The performance was about 1.86 times faster in my case than the mini-batches using feed_dict, but I found there was a problem that the loss values of each epochs were not stabilized.
Then, I changed to tf.random_shuffle the inputs every epoch, the problem was much mitigated. (the performance gain was reduced to 1.68 times)

Tensorflow input pipeline

I have an input pipeline where samples are generated on fly. I use keras and custom ImageDataGenerator and corresponding Iterator to get samples in memory.
Under assumption that keras in my setup is using feed_dict (and that assumption is a question to me) I am thinking of speeding things up by switching to raw tensorflow + Dataset.from_generator().
Here I see that suggested solution for input pipelines that generate data on fly in the most recent Tensorflow is to use Dataset.from_generator().
Questions:
Does keras with Tensorflow backend use feed_dict method?
If I switch to raw tensorflow + Dataset.from_generator(my_sample_generator) will that cut feed_dict memory copy overhead and buy me performance?

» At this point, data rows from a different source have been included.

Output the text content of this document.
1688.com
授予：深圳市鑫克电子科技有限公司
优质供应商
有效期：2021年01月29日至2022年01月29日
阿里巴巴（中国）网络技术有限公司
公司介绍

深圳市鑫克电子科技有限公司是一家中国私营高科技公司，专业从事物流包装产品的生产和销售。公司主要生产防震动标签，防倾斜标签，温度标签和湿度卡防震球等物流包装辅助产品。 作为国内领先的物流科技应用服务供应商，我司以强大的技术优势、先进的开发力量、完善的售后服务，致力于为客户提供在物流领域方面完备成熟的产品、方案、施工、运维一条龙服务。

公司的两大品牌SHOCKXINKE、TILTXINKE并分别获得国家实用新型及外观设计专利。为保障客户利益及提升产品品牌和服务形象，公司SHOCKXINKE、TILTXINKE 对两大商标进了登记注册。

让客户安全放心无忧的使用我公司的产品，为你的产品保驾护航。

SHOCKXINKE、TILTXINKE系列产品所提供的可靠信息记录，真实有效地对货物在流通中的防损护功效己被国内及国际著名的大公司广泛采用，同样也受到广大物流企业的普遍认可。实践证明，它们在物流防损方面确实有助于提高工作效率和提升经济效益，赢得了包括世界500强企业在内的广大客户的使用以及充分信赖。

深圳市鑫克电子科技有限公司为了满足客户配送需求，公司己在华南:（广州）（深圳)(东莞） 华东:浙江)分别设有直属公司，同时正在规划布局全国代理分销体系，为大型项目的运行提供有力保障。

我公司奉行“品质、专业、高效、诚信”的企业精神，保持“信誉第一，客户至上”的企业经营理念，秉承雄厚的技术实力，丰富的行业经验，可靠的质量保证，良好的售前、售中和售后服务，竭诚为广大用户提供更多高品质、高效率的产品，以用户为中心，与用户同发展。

During predict (evaluation) phase apart from batch_x, batch_y I have also opaque index vector from my generator output. That vector corresponds to sample ids in the batch_x. Does that mean that I'm stuck with feed_dict approach for predict phase because I need that extra batch_z output from iterator?
The new tf.contrib.data.Dataset.from_generator() can potentially speed up your input pipeline by overlapping the data preparation with training. However, you will tend to get the best performance by switching over to TensorFlow ops in your input pipeline wherever possible.
To answer your specific questions:
The Keras TensorFlow backend uses tf.placeholder() to represent compiled function inputs, and feed_dict to pass arguments to a function.
With the recent optimizations to tf.py_func() and feed_dict copy overhead, I suspect the amount of time spent in memcpy() will be the same. However, you can more easily use Dataset.from_generator() with Dataset.prefetch() to overlap the training on one batch with preprocessing on the next batch.
It sounds like you can define a separate iterator for the prediction phase. The tf.estimator.Estimator class does something similar by instantiating different "input functions" with different signatures for training and evaluation, then building a separate graph for each role.
Alternatively, you could add a dummy output to your training iterator (for the batch_z values) and switch between training and evaluation iterators using a "feedable iterator".